個人事業税について争われた訴訟は少ないのですが、このその他医業に関わる判決が名古屋高裁で出ています。

第三種事業のあんま・マッサージ又は指圧・はり・きゅう・柔道整復 その他の医業に類する事業は、社会診療報酬を得る業と同程度の知識、技能が持つものが行う事業に限るべき

ざっくり言うと、このような判決が出ています。
ここで注意なのは、社会診療報酬を得る業というのは、要は保険診療できるあはき・柔道整復のことを指します。
判決では、決してこれらの国家資格を持つ者が行うものに限るとされているのではなくて、【社会診療報酬を得る業と同程度の知識、技能を持つ場合に限る】という判決になっています。

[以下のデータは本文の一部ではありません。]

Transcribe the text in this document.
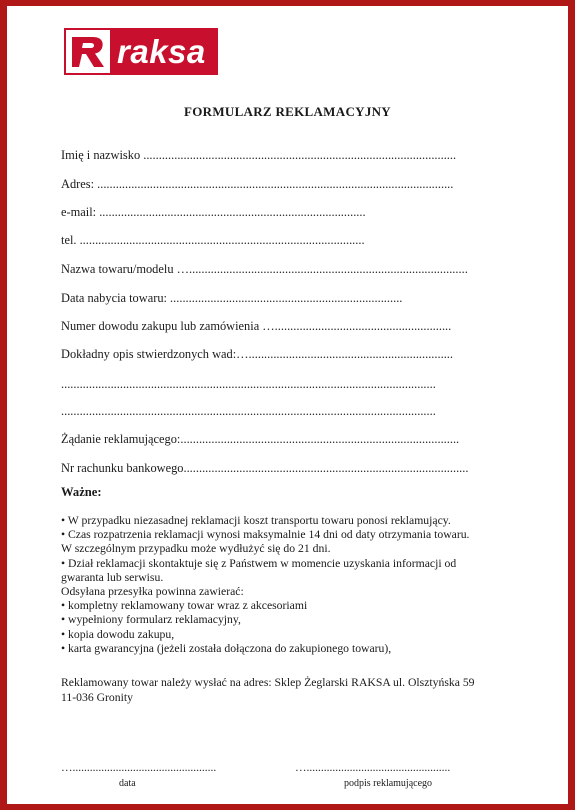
raksa
FORMULARZ REKLAMACYJNY
Imię i nazwisko .....................................................................................................
Adres: ...................................................................................................................
e-mail: ......................................................................................
tel. ............................................................................................
Nazwa towaru/modelu …..........................................................................................
Data nabycia towaru: ...........................................................................
Numer dowodu zakupu lub zamówienia ….........................................................
Dokładny opis stwierdzonych wad:…..................................................................
.........................................................................................................................
.........................................................................................................................
Żądanie reklamującego:..........................................................................................
Nr rachunku bankowego............................................................................................
Ważne:
• W przypadku niezasadnej reklamacji koszt transportu towaru ponosi reklamujący.
• Czas rozpatrzenia reklamacji wynosi maksymalnie 14 dni od daty otrzymania towaru.
W szczególnym przypadku może wydłużyć się do 21 dni.
• Dział reklamacji skontaktuje się z Państwem w momencie uzyskania informacji od
gwaranta lub serwisu.
Odsyłana przesyłka powinna zawierać:
• kompletny reklamowany towar wraz z akcesoriami
• wypełniony formularz reklamacyjny,
• kopia dowodu zakupu,
• karta gwarancyjna (jeżeli została dołączona do zakupionego towaru),
Reklamowany towar należy wysłać na adres: Sklep Żeglarski RAKSA ul. Olsztyńska 59
11-036 Gronity
…..................................................
data
…..................................................
podpis reklamującego
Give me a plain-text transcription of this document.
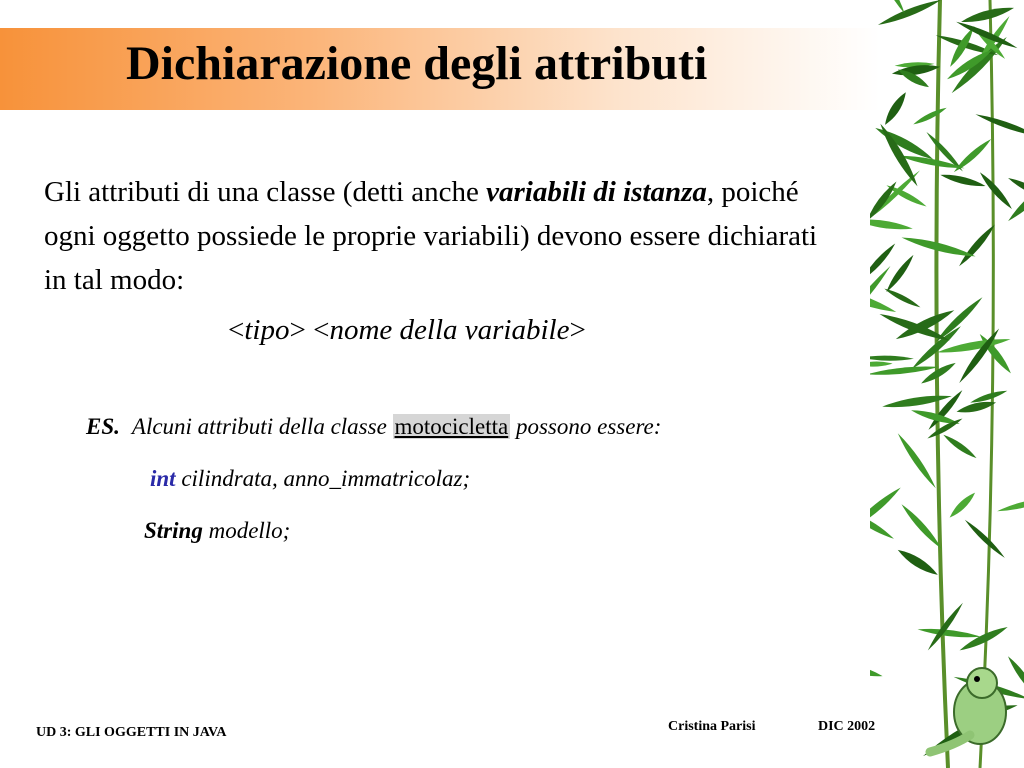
Dichiarazione degli attributi
Gli attributi di una classe (detti anche variabili di istanza, poiché ogni oggetto possiede le proprie variabili) devono essere dichiarati in tal modo:
<tipo> <nome della variabile>
ES. Alcuni attributi della classe motocicletta possono essere:
int cilindrata, anno_immatricolaz;
String modello;
UD 3: GLI OGGETTI IN JAVA	Cristina Parisi	DIC 2002
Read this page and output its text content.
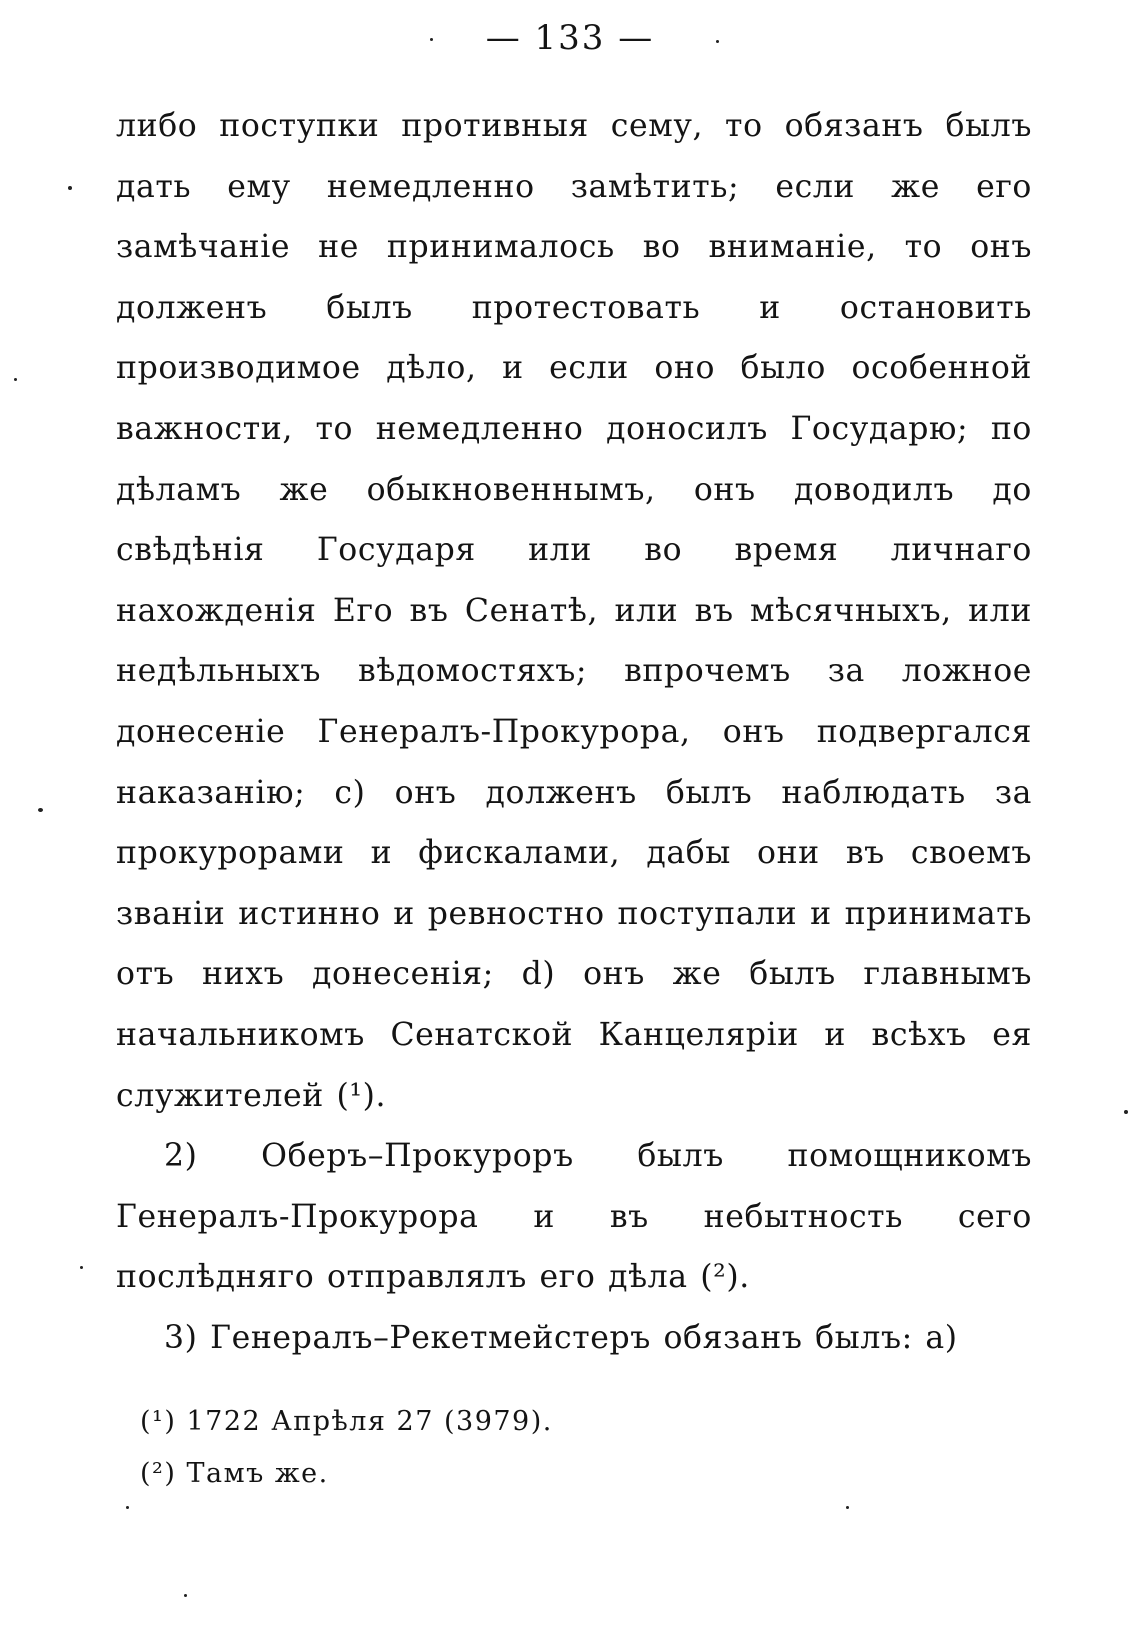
— 133 —

либо поступки противныя сему, то обязанъ былъ дать ему немедленно замѣтить; если же его замѣчаніе не принималось во вниманіе, то онъ долженъ былъ протестовать и остановить производимое дѣло, и если оно было особенной важности, то немедленно доносилъ Государю; по дѣламъ же обыкновеннымъ, онъ доводилъ до свѣдѣнія Государя или во время личнаго нахожденія Его въ Сенатѣ, или въ мѣсячныхъ, или недѣльныхъ вѣдомостяхъ; впрочемъ за ложное донесеніе Генералъ-Прокурора, онъ подвергался наказанію; c) онъ долженъ былъ наблюдать за прокурорами и фискалами, дабы они въ своемъ званіи истинно и ревностно поступали и принимать отъ нихъ донесенія; d) онъ же былъ главнымъ начальникомъ Сенатской Канцеляріи и всѣхъ ея служителей (¹).

2) Оберъ–Прокуроръ былъ помощникомъ Генералъ-Прокурора и въ небытность сего послѣдняго отправлялъ его дѣла (²).

3) Генералъ–Рекетмейстеръ обязанъ былъ: а)

(¹) 1722 Апрѣля 27 (3979).
(²) Тамъ же.
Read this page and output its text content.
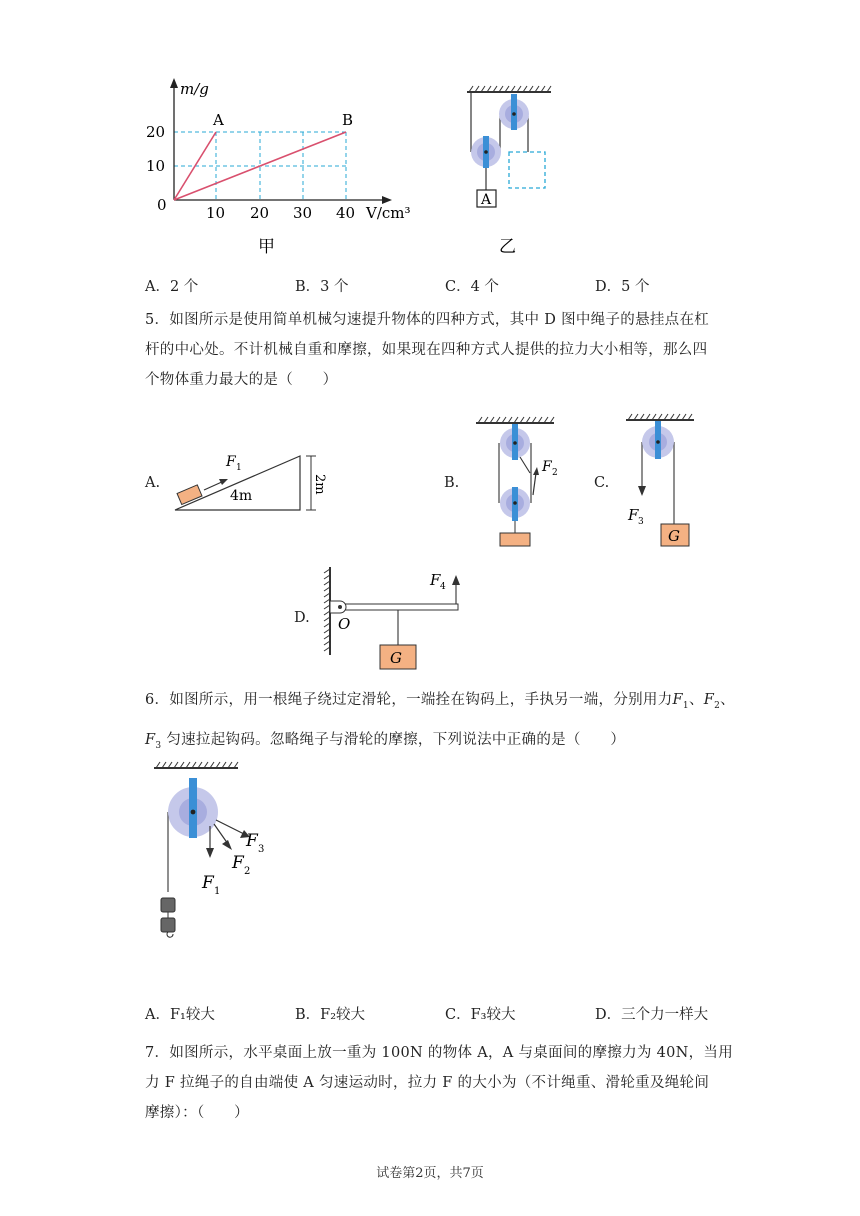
m/g
20
10
0	10 20 30 40 V/cm³
A	B
甲
A
乙
A．2 个	B．3 个	C．4 个	D．5 个
5．如图所示是使用简单机械匀速提升物体的四种方式，其中 D 图中绳子的悬挂点在杠
杆的中心处。不计机械自重和摩擦，如果现在四种方式人提供的拉力大小相等，那么四
个物体重力最大的是（　　）
A.
F 1
4m
2m	B.
F 2
C.
F 3
G
D. O
G
F 4
6．如图所示，用一根绳子绕过定滑轮，一端拴在钩码上，手执另一端，分别用力$F_1$、$F_2$、
$F_3$ 匀速拉起钩码。忽略绳子与滑轮的摩擦，下列说法中正确的是（　　）
F 1
F 2
F 3
A．F₁较大	B．F₂较大	C．F₃较大	D．三个力一样大
7．如图所示，水平桌面上放一重为 100N 的物体 A，A 与桌面间的摩擦力为 40N，当用
力 F 拉绳子的自由端使 A 匀速运动时，拉力 F 的大小为（不计绳重、滑轮重及绳轮间
摩擦）：（　　）
试卷第2页，共7页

何を以って同程度の知識、技能と認めるかが難しい問題です。

その他医業へカイロプラクティックを当てはめている例

当サイトの独自調査によると、この【その他医業】にカイロプラクティックを当てはめて課税している自治体はそこそこ多いです。
しかし、いくつかのパターンがあります。

国家資格の有無に関わらず、【その他医業】で課税

カイロプラクティックに対して、あはき・柔道整復の国家資格の有無に関わらず、【その他医業】(3%)で課税している自治体はそこそこ多いです。
名古屋高裁の判決では、必ずしも国家資格は必要なく、同程度の知識、技能があれば認定してよいと書いてありますが、この場合はカイロプラクティックという職業自体を高度な知識、技能を持つと職業的な認定をしているものと推測されます。

ただ、これには若干の問題はあります。
柔道整復師の学校を卒業しても、国家試験に受からなければ柔道整復師とは名乗れませんし、柔道整復の業務も出来ません。
なので柔道整復師であっても、学校を出ているかではなく国家資格を持っているかで分けているわけですので、国家資格が無いカイロプラクティックに対し、どのようにして【同程度の知識、技能を持つ】と認定しているのかはやや怪しいところです。

国家資格を持つ者がカイロをした場合、【その他医業】で課税

あくまでも第三種事業は国家資格を持つものに限るという考えから、あはき・柔道整復の免許を持つ者がカイロプラクティックをした場合に、ここに当てはめるという方式です。

ここも多少の問題はありまして、何ら資格を持たない人がカイロプラクティックをした場合には課税対象外となることから、同じ業を行いながら扱いが違うという憲法上の不公平感が出てしまいます。

この場合、国家資格を持たない者については非課税にしているケースが多く、ごく一部の自治体は国家資格を持たない者が行うカイロについては請負業として課税しています。

カイロプラクティックや整体を請負業として課税することは問題がある

国家資格を持つ者が、柔道整復等と並行してカイロをした場合に課税

これは、あくまでも【その他医業】にはカイロプラクティックは含まれないという考え方のようで、あはき・柔道整復の免許を持っていても、カイロプラクティック専業なら課税対象外にするという立場です。

逆に言うと、国家資格を持つ人が、例えば柔道整復と並行してカイロを行った場合には課税しますよということになります。
こういう自治体は、保険診療を行っているかどうかで判定しているようです。

実はあはき・柔道整復師というのは、保険診療で得た報酬については、個人事業税が課税されません。
そのため、保険診療分と自由診療分を分けて確定申告しないといけないわけです。

第三種事業でも、取扱いは各都道府県でバラバラ

このように、各都道府県でもカイロプラクティックに対する個人事業税の考え方が大きく違うのが現状です。
こういうことにより、不利益になっている人もいれば、課税されなくてラッキーという人も出てしまうわけです。

こういう不均衡は絶対におかしいんですけどね。
同じ地方税法を使いながら、その運用は都道府県で違うという現状があります。